This thoughtful and concise article by Mark Anderson and Mark Gilbert captures the essence of our understanding of the molecular/genetic underpinnings of the differential response of anaplastic oligodendroglioma (AO) tumors to irradiation and alkylating agent chemotherapy.
Many of us have treated AO patients with surgery, external beam radiation therapy (EBRT), and, for decades, adjuvant post-EBRT PCV (procarbazine [Matulane], lomustine [CeeNU], and vincristine) for 1 year. A turning point in therapy followed the observation that patients with AO tumors with chromosome 1p and 19q codeletion had better outcomes when treated with irradiation and PCV than did non-codeleted AO patients. This raised the hope that one could prevent or put off the use of EBRT with chemotherapy. It also led many clinicians to use less toxic temozolomide (Temodar) instead of PCV, hoping it would work as well as the PCV—a question that remains open but that might be considered moot were our need for new agents squarely addressed.

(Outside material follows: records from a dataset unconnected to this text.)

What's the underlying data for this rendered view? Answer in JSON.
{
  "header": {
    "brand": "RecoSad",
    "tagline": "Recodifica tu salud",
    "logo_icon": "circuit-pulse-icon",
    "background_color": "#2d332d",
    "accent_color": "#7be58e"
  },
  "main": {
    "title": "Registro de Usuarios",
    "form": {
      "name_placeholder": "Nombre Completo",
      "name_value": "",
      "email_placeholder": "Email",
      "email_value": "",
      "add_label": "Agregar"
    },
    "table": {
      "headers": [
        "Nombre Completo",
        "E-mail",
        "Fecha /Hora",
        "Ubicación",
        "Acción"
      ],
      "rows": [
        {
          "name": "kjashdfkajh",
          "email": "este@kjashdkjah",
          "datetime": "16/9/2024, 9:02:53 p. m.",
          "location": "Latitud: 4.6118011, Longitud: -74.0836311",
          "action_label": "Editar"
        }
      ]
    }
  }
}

Over the past decade, the quest for evidence-based treatments led to large controlled trials in rare AO patients that were initiated through cooperative groups in North America and Europe to codify best practices. I question whether this direction is the most effective use of our research dollars. Consider that surgery, EBRT, and alkylating-agent chemotherapy are all effective in the treatment of AO, and that even varying the order of these treatments, for many patients, might lead to similar outcomes. The second problem for clinicians has been the variability of overall survival (OS) for AO patients in the literature. It is one thing to design a trial where the median OS is 2 years, and another if it is more than 7 years.[2-7] In the latter case, achieving statistical significance by log-rank test, which requires that events (progression or death) occur in more than 50% of patients, could mean that in many AO studies, follow-up exceeding 10 years would be needed. Hence, large multi-arm studies could take 7 years to accrue and another decade to follow to attain statistical certainty. I believe that this problem should be regarded as an opportunity to develop different clinical trial designs and acceptable statistical tests.
Another problem is that, after my 40 years of practice, we still have basically two types of chemotherapy options: bifunctional alkylating agents that cross-link DNA (lomustine, carmustine [BiCNU]) and mono-functional alkylating agents (procarbazine, temozolomide [Temodar]) that attach to one strand of DNA. This also means that the molecular/genetic research database we rely on today is, in part, limited in that it primarily reflects outcomes determined by alkylating agents and irradiation. It remains unclear what the most promising AO tumor cell targets are and what new drugs and chemical entities will be needed to modulate these targets and to increase the potential for cure and reduce the side effects of treatment. In addition, even the development of drug combinations that might surpass PCV and temozolomide is at a stand-still. Why is this so?
I believe that these issues have as their root cause a complex dynamic in need of change. Currently, this comprises: (1) insufficient investigator dissatisfaction with the status quo; (2) a large number of constrictive government requirements for the conduct of clinical trials, with excessively high costs to academia; (3) an unclear path to new drug discovery/development; and (4) the belief of the pharmaceutical industry that there is no viable pharmacologic or economic path to new therapies for gliomas. One byproduct of these factors, at least for anaplastic gliomas, is the general insistence that log-rank differences in OS should remain the holy grail of evidence-based medicine. I believe that this makes the development of new therapeutic strategies for gliomas, especially strategies involving targeted, potentially cytostatic drugs, problematic to conduct for reasons of both time and costs. One could even argue that, given the improving survival of AO patients, insistence on the use of OS and the log-rank test is also a disincentive for our pharmaceutical partners to invest effort and resources to help address the need for new targets and agents in AO. I believe it incumbent on our neuro-oncology community to work with statisticians, pharmaceutical companies, philanthropic groups, and our government regulatory bodies to develop more robust strategies. Maybe we will find that an approach such as utilizing segmented hazard ratios, Bayesian adaptive designs, or other statistical designs will allow shorter study designs still sufficiently rigorous to justify regulatory approval. We may also need to incentivize industrial participation through changes to the regulatory environment for orphan drugs and consider coupling the number of years of licensing exclusivity to outcome gains; for instance, adding 3 months to OS may be worth 3 years of exclusivity, while adding 24 months may be worth 10 years. My hope is that new efforts will allow the neuro-oncology community and its stakeholders to raise the therapy bar and provide the new therapies and drug combinations that our patients so urgently need.
Financial Disclosure: The author has no significant financial interest or other relationship with the manufacturers of any products or providers of any service mentioned in this article.